Шлепая надетыми на босу ногу туфлями, Бронька побрела в коридор.
– Каким ветром? Заходи. А то меня как раз убить грозятся.
– Шутите, Варвара Алексеевна. Как вам, лучше?
– спросил низкий женский голос.
– Лучше, Надька, уже не будет. Если товарищ капитан не пристрелит, родами помру.
Бронька втолкнула в комнату молодую крупную черноволосую женщину.
– Знакомить или вспомнила?
– Помню, - смутилась гостья.
– Варвара Алексеевна, Гриша утром едет. Вы обещали колбасу. Сухую...
– робко сказала она.
– Имеется. Михал Степанычу на передачу берегла. Теперь не нужна... В кухне возьми. Знаешь, Пашка, ее брат в нашу Марью втрескался, а она на него ноль внимания, кило презрения. Так он себе другую нашел. Ссыльную.
– Зачем вы так, Варвара Алексеевна? Ведь знаете: между ними ничего нету. Гриша еще мальчик, а Жека такое повидала, что на мужчин смотреть не хочет.
– Да они сами, небось, на нее не больно зарятся...
– усмехнулась Бронька.
– Колбасу взяла? И топай. Товарища офицера с собой забери. Расскажешь ему, как Машка в Москве устроилась. А я устала. Лягу. Колбасу сунь ему в сидор. Или сумка есть? Ну ясно, где теперь женщина бывает без сумки? В бане да в кровати...
Заглазно воспетый Маяковским город-сад мирно сиял всеми окнами и фонарями, даже тускловато отсвечивал пыльной листвой, но по-прежнему раздражал Челышева. Надежда Токарь молча шла рядом. "Небось воображает, что Бронька подсунула ее мне как командировочному, - сердился Челышев.
– Ошибаешься, милая. Расскажи побыстрей, что с Машенькой, и двину на станцию. Времени у меня в обрез..."
Однако, понимая, что ничего отрадного не услышит, он не торопил женщину, а она не выказывала желания копаться в чужой жизни.
– Положение...
– вздохнул Челышев.
– Без бимбера не обойдешься...
– А что такое бимбер?
– спросила она.
– Польский самогон.
– У нас его нет. У нас только водка, - сказала женщина.

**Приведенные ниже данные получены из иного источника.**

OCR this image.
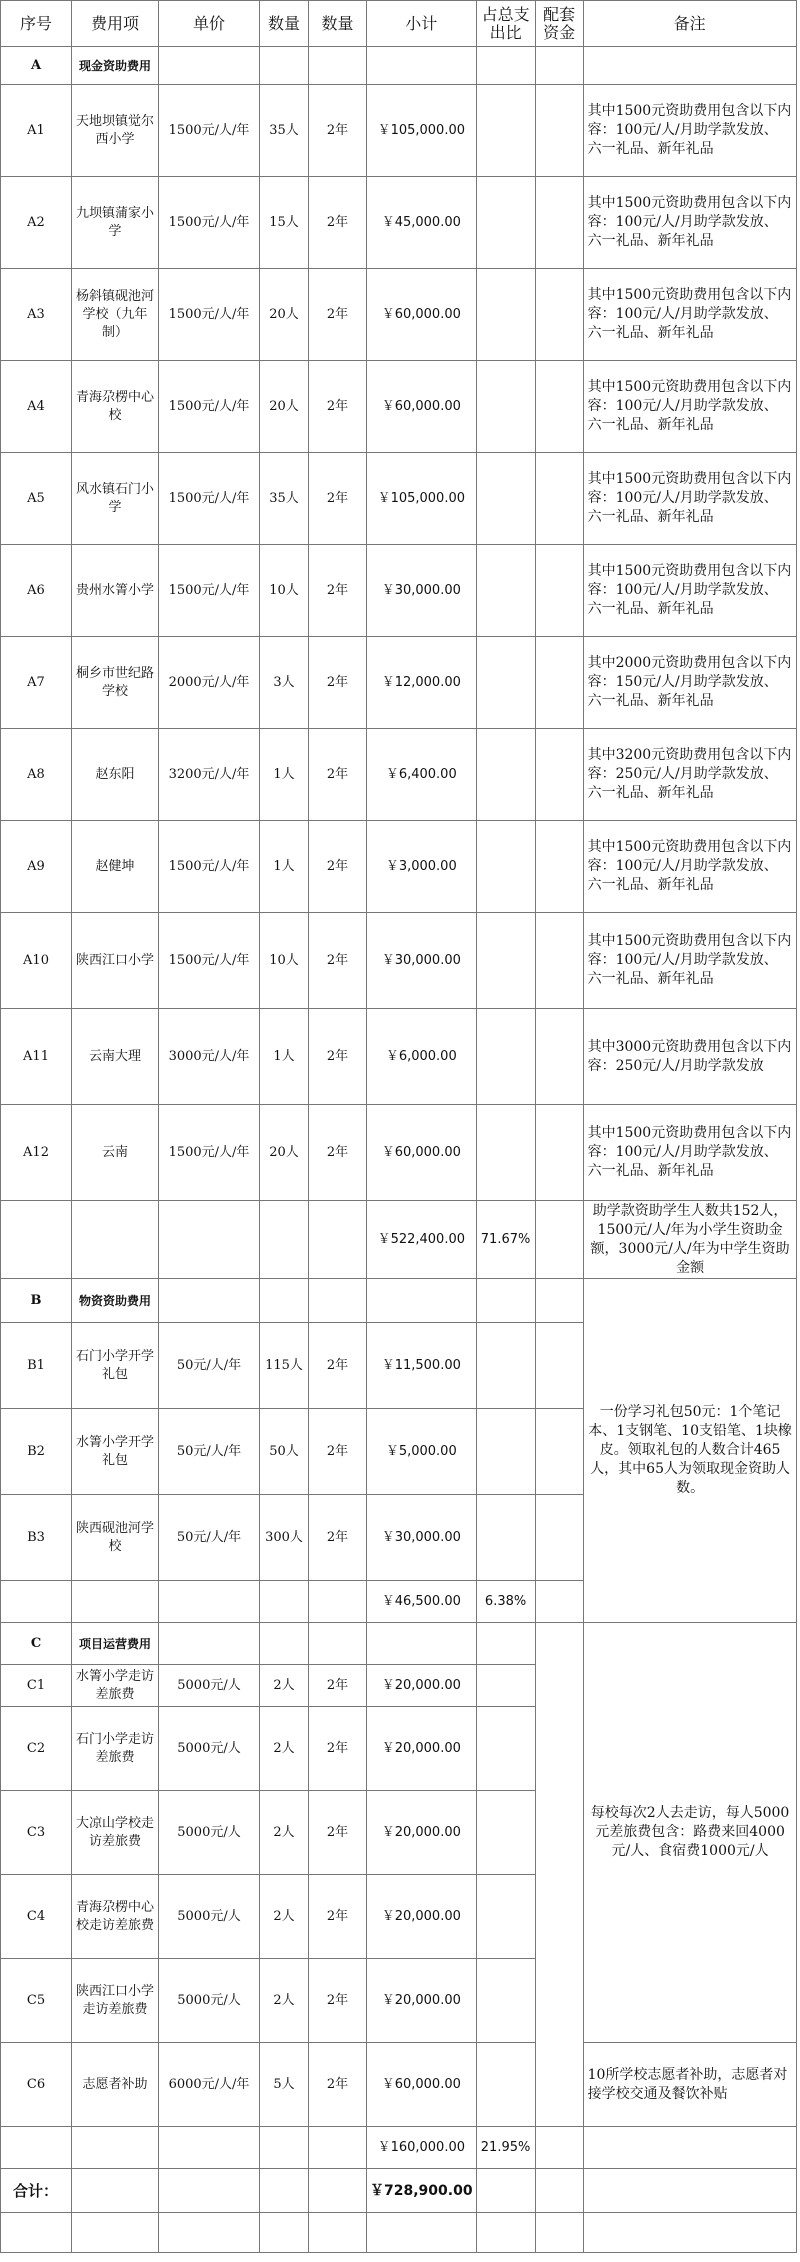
序号	费用项	单价	数量	数量	小计	占总支出比	配套资金	备注
A	现金资助费用							
A1	天地坝镇觉尔西小学	1500元/人/年	35人	2年	￥105,000.00			其中1500元资助费用包含以下内容：100元/人/月助学款发放、 六一礼品、新年礼品
A2	九坝镇蒲家小学	1500元/人/年	15人	2年	￥45,000.00			其中1500元资助费用包含以下内容：100元/人/月助学款发放、 六一礼品、新年礼品
A3	杨斜镇砚池河学校（九年制）	1500元/人/年	20人	2年	￥60,000.00			其中1500元资助费用包含以下内容：100元/人/月助学款发放、 六一礼品、新年礼品
A4	青海尕楞中心校	1500元/人/年	20人	2年	￥60,000.00			其中1500元资助费用包含以下内容：100元/人/月助学款发放、 六一礼品、新年礼品
A5	风水镇石门小学	1500元/人/年	35人	2年	￥105,000.00			其中1500元资助费用包含以下内容：100元/人/月助学款发放、 六一礼品、新年礼品
A6	贵州水箐小学	1500元/人/年	10人	2年	￥30,000.00			其中1500元资助费用包含以下内容：100元/人/月助学款发放、 六一礼品、新年礼品
A7	桐乡市世纪路学校	2000元/人/年	3人	2年	￥12,000.00			其中2000元资助费用包含以下内容：150元/人/月助学款发放、 六一礼品、新年礼品
A8	赵东阳	3200元/人/年	1人	2年	￥6,400.00			其中3200元资助费用包含以下内容：250元/人/月助学款发放、 六一礼品、新年礼品
A9	赵健坤	1500元/人/年	1人	2年	￥3,000.00			其中1500元资助费用包含以下内容：100元/人/月助学款发放、 六一礼品、新年礼品
A10	陕西江口小学	1500元/人/年	10人	2年	￥30,000.00			其中1500元资助费用包含以下内容：100元/人/月助学款发放、 六一礼品、新年礼品
A11	云南大理	3000元/人/年	1人	2年	￥6,000.00			其中3000元资助费用包含以下内容：250元/人/月助学款发放
A12	云南	1500元/人/年	20人	2年	￥60,000.00			其中1500元资助费用包含以下内容：100元/人/月助学款发放、 六一礼品、新年礼品
					￥522,400.00	71.67%		助学款资助学生人数共152人，1500元/人/年为小学生资助金额，3000元/人/年为中学生资助金额
B	物资资助费用							一份学习礼包50元：1个笔记本、1支钢笔、10支铅笔、1块橡皮。领取礼包的人数合计465人，其中65人为领取现金资助人数。
B1	石门小学开学礼包	50元/人/年	115人	2年	￥11,500.00			
B2	水箐小学开学礼包	50元/人/年	50人	2年	￥5,000.00			
B3	陕西砚池河学校	50元/人/年	300人	2年	￥30,000.00			
					￥46,500.00	6.38%		
C	项目运营费用							每校每次2人去走访，每人5000元差旅费包含：路费来回4000元/人、食宿费1000元/人
C1	水箐小学走访差旅费	5000元/人	2人	2年	￥20,000.00			
C2	石门小学走访差旅费	5000元/人	2人	2年	￥20,000.00			
C3	大凉山学校走访差旅费	5000元/人	2人	2年	￥20,000.00			
C4	青海尕楞中心校走访差旅费	5000元/人	2人	2年	￥20,000.00			
C5	陕西江口小学走访差旅费	5000元/人	2人	2年	￥20,000.00			
C6	志愿者补助	6000元/人/年	5人	2年	￥60,000.00			10所学校志愿者补助，志愿者对接学校交通及餐饮补贴
					￥160,000.00	21.95%		
合计：					￥728,900.00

– Но мы с Жекой как ее получим по талону, сразу на что-нибудь меняем.
– Жека - это ссыльная?
– спросил Челышев без всякого интереса.
– Теперь под амнистию попала. Нет, не уголовница... Просто срок у нее был только пять лет. За родителей пострадала. А вы, значит, освобождали Польшу? Нет? Жалко. Интересуюсь, как там. Один знакомый поляк меня с собой зовет. Нет, не фронтовик. Он в детстве об сундук ушибся и нога не так срослась. Зато руки у него золотые: шпульку мне выточил. А уж голова, как говорила моя тетя, прямо-таки еврейская. Он большой умница, но вот не хочет здесь оставаться. Трудолюбивому человеку, считает, в СССР плохо. Говорит, у нас работать не научились. Я с ним спорю. Ведь такой был патриотизм! По двенадцать часов и дольше у станков стояли. А он смеется: это не работа, а позор. Его не переубедишь. Меня когда-то другому учили. А Альф - его зовут Альфред считает: раз на себя работать тут не дают, то и жить здесь нет смысла. И еще он верит, что за границей ему ногу страстят правильно. Медицина там совсем другая.